Kementerian Keuangan minggu lalu juga mengatakan sedang mempersiapkan peraturan untuk mengenakan pajak yang dikenal sebagai bea pengaman dan bea antidumping pada tekstil, pakaian, alas kaki, elektronik, keramik, dan kosmetik buatan China.
Di antara industri yang terkena dampak masuknya produk buatan China adalah sektor tekstil yang padat karya, yang mempekerjakan sekitar 3,9 juta orang di Indonesia, atau hampir 20 persen dari total tenaga kerja manufaktur.
Kesulitan keuangan juga melanda Sritex, salah satu produsen tekstil dan garmen terbesar di Indonesia. Perusahaan tersebut membukukan pendapatan sebesar US$325 juta tahun lalu, turun 38 persen dari pendapatannya sebesar US$524,6 juta pada tahun 2022.
Antara Januari dan Mei tahun ini, Sritex juga memberhentikan 3.000 pekerja, atau 23 persen dari total tenaga kerjanya, kata perusahaan itu.
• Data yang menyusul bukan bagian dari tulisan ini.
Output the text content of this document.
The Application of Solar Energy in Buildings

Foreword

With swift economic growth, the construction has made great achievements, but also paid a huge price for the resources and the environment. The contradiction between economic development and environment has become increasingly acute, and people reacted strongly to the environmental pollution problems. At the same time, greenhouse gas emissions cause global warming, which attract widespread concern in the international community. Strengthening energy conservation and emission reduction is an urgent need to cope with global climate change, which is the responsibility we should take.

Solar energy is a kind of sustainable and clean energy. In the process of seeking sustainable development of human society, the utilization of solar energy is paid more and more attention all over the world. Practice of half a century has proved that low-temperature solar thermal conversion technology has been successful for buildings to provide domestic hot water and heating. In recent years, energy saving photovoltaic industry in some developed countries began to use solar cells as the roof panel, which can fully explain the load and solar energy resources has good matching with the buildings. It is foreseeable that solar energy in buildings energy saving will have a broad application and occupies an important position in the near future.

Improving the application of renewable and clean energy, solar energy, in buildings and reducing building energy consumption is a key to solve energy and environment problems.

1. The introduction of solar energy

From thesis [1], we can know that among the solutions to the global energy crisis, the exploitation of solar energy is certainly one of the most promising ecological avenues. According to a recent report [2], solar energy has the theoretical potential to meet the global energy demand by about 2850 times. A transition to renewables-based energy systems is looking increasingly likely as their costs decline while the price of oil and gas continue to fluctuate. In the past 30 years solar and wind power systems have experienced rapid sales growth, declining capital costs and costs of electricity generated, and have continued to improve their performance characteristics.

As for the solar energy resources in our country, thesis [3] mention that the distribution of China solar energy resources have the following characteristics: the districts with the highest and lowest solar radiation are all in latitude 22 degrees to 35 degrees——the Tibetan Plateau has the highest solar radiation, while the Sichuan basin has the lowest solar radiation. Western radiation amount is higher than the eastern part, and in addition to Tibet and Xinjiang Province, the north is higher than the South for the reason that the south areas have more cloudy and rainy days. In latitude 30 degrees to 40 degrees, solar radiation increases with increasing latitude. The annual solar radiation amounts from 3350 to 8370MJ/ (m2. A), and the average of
Meskipun perusahaan tersebut membantah laporan media baru-baru ini bahwa mereka bangkrut, mereka mengakui bahwa mereka sekarang menjalankan bisnisnya dengan menggunakan “dana internal dan dukungan sponsor”.
Faktor Cina
China juga mengalami surplus perdagangan tahun lalu dengan sekitar 173 negara dan defisit hanya dengan 53 negara – sebagian besar eksportir komoditas – menurut perkiraan Hofman.
Indonesia membukukan surplus perdagangan dengan China sebesar US$2,057 miliar pada tahun 2023, setelah mengalami defisit masing-masing sebesar US$1,8 miliar dan US$2,4 miliar pada tahun 2022 dan 2021, menurut data badan statistik.
Tindakan baru yang direncanakan terhadap produk buatan China dimaksudkan untuk melengkapi hambatan impor yang ada, seperti peraturan tahun 2023 tentang kontrol impor melalui pemeriksaan pascaperbatasan.
Peraturan tersebut terbukti kontroversial, karena barang bawaan pribadi bebas pajak milik pekerja migran dan pelancong Indonesia yang kembali dibatasi hingga 56 produk yang nilainya tidak lebih dari US$500.
Berdasarkan peraturan tersebut, importir juga diharuskan memperoleh izin impor tambahan dari Kementerian Perindustrian, yang disebut pertimbangan teknis.
Lebih dari 26.000 kontainer ditahan di pelabuhan utama di Jakarta dan Surabaya setelah peraturan tersebut berlaku pada bulan Maret, yang menurut para pemangku kepentingan mengganggu industri manufaktur dalam negeri.
Pada bulan Mei, Kementerian Perdagangan membatalkan peraturan tersebut dan melonggarkan kontrol impor pada kategori barang tertentu guna mengurangi kemacetan pelabuhan.
Jemmy Kartiwa Sastraatmaja, Ketua Umum Asosiasi Pertekstilan Indonesia, mengatakan pelonggaran aturan impor terbukti “negatif” bagi industri tekstil.
Asosiasi telah “berkomunikasi secara intensif” dengan pemerintah dalam dua hari terakhir, tetapi mengakui tarif baru “tidak akan segera dikeluarkan” dan masih memerlukan masukan dari para pemangku kepentingan, tambahnya.
Saat ini, kelompok buruh Konfederasi Serikat Pekerja Indonesia atau KSPI berencana turun ke jalan di Jakarta pada hari Rabu untuk mendesak pemerintah melindungi pekerja di industri tekstil dan garmen, serta kurir dan logistik, termasuk dengan mencabut kebijakan relaksasi impor.
Jemmy menghimbau Jakarta untuk mengambil langkah preventif terhadap praktik dumping produk China, jika tidak “pukulan deindustrialisasi akan terus berlanjut dan kita hanya akan menjadi pasar, yang mana sangat disayangkan”.